Beaucoup ont conclu des interventions précédentes qu'il n'y avait aucun problème de soutenabilité de la dette. En réalité, il existe une difficulté majeure. La Banque centrale européenne serait en effet confrontée à un dilemme : pour que les taux d'intérêt restent bas dans la zone euro, il faudra que la BCE continue de racheter massivement des actifs. Or cette politique nous sera préjudiciable à terme, car elle a très peu d'effets d'entraînement sur les économies de la zone.
Autre enseignement : la dette est soutenable aujourd'hui, mais elle ne le sera demain que si nous stabilisons les dépenses publiques. Or nous avons un besoin crucial d'accroître ces dépenses dans le cadre des plans de relance, ainsi que pour réussir la transition écologique. Par exemple, pour réaliser les investissements publics et privés en faveur du climat dont nous avons besoin, il faudrait que la France soit en mesure de débloquer 100 milliards d'euros par an. Ce montant est dix fois plus élevé au niveau européen. Le plan France Relance permettra-t-il d'atteindre cet objectif ? Assurément pas !
Nous avons donc besoin d'accroître les dépenses publiques. D'où un nouveau dilemme : pour réaliser ces investissements, nous serons sans doute obligés de sortir de la dette, faute de quoi nous buterons sur la contrainte de sa soutenabilité.
Au fond, notre proposition d'une annulation conditionnelle de la dette n'est qu'une solution a minima ; il faudrait plutôt se demander si la Banque centrale européenne ne pourrait pas, à l'avenir, apporter son assistance financière aux États en les finançant directement, en monétisant une part de ses dépenses. Cette approche est évidemment inenvisageable et inimaginable dans le cadre des traités actuels. Il reste que les investissements publics nécessaires pour venir à bout de cette pandémie et prévenir la crise climatique seront impossibles à trouver sur le fondement d'une dette soutenable.

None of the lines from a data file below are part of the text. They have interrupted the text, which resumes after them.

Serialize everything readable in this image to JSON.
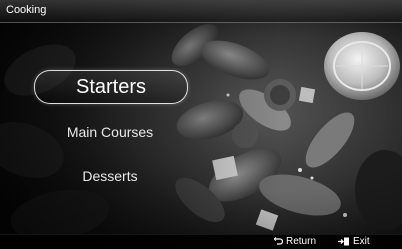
{
  "window": {
    "title": "Cooking"
  },
  "menu": {
    "items": [
      {
        "label": "Starters",
        "selected": true
      },
      {
        "label": "Main Courses",
        "selected": false
      },
      {
        "label": "Desserts",
        "selected": false
      }
    ]
  },
  "footer": {
    "return_label": "Return",
    "return_icon": "return-arrow-icon",
    "exit_label": "Exit",
    "exit_icon": "exit-door-icon"
  },
  "colors": {
    "background": "#000000",
    "text": "#ffffff"
  }
}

Il ne faut pas confondre la dépense publique et la dette publique. Nous avons un besoin impérieux de dépenses publiques, alors que la dette n'est en fait qu'une façon - contemporaine - de les financer. La dette est un instrument qui met les États sous la pression des marchés. Aujourd'hui, la BCE est obligée de racheter massivement des titres de dette publique sans que cela profite à nos économies, ce qui fait planer un risque d'instabilité financière, et ce qui accroît encore davantage la déconnexion entre sphère réelle et sphère financière.
Je précise à cet égard que l'annulation de la dette contractée auprès de la BCE ne pourrait évidemment pas s'obtenir sur la seule initiative des États.

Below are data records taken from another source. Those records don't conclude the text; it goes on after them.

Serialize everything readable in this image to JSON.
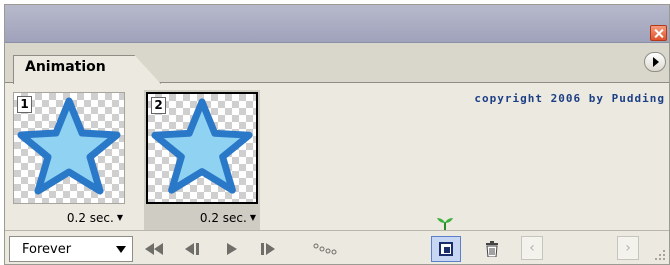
{
  "panel": {
    "tab_label": "Animation",
    "copyright": "copyright 2006 by Pudding"
  },
  "frames": [
    {
      "number": "1",
      "delay": "0.2 sec.",
      "selected": false
    },
    {
      "number": "2",
      "delay": "0.2 sec.",
      "selected": true
    }
  ],
  "toolbar": {
    "loop_value": "Forever",
    "buttons": [
      "first-frame",
      "previous-frame",
      "play",
      "next-frame",
      "tween",
      "duplicate-frame",
      "delete-frame"
    ]
  },
  "colors": {
    "star_fill": "#8fd2f2",
    "star_stroke": "#2a78c8",
    "accent_selected": "#c7d6f2",
    "copyright_text": "#1d3f86"
  },
  "icons": {
    "close": "close-icon",
    "panel_menu": "menu-arrow-icon",
    "first": "first-frame-icon",
    "prev": "previous-frame-icon",
    "play": "play-icon",
    "next": "next-frame-icon",
    "tween": "tween-icon",
    "duplicate": "duplicate-frame-icon",
    "trash": "trash-icon"
  }
}
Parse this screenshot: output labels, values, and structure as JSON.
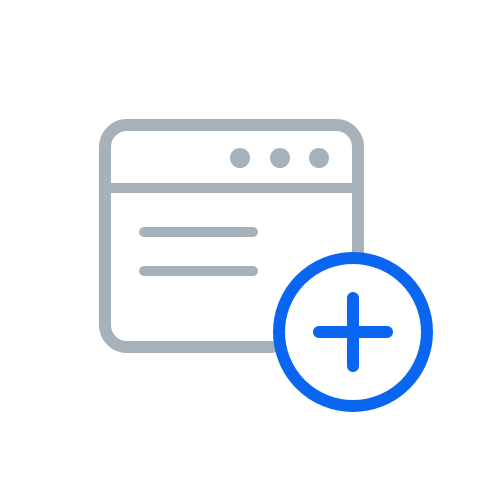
{
  "icon": {
    "name": "add-window-icon",
    "parts": {
      "window": "browser-window-icon",
      "dots": "window-controls-dots",
      "lines": "content-lines",
      "add": "plus-circle-icon"
    }
  },
  "colors": {
    "background": "#ffffff",
    "window_stroke": "#a7b1ba",
    "accent": "#0a66f0"
  }
}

Nous avons conçu notre proposition dans le contexte de la zone euro, qui est une union monétaire sans union budgétaire. Or ce sont sans doute les opérations en matière de politique monétaire qui sont les moins bien adaptées aux structures de financement des acteurs de la zone : ainsi, la plupart des entreprises de la zone euro ne se financent pas sur les marchés obligataires - elles profitent donc assez peu des rachats d'actifs -, et les effets de la politique de la BCE sont très inégaux selon les ménages.
Demain, il nous faudra trouver des financements libres de dettes. Cela peut vous paraître naïf, mais je crois qu'il faut se demander si l'on n'a pas déjà commencé à s'émanciper de la dette : quand la Banque centrale soutient les banques, non plus seulement en leur prêtant, mais en leur achetant des actifs, elle apporte un soutien qui ne repose plus sur la dette. Quand, en outre, les taux d'intérêt sont négatifs, on profite déjà, d'une certaine manière, d'une forme de monnaie gratuite, libre de dettes. Nous sommes donc déjà en train de vivre cette émancipation vis-à-vis de la dette qui nous permettra de réaliser, demain, les investissements dont nous avons besoin.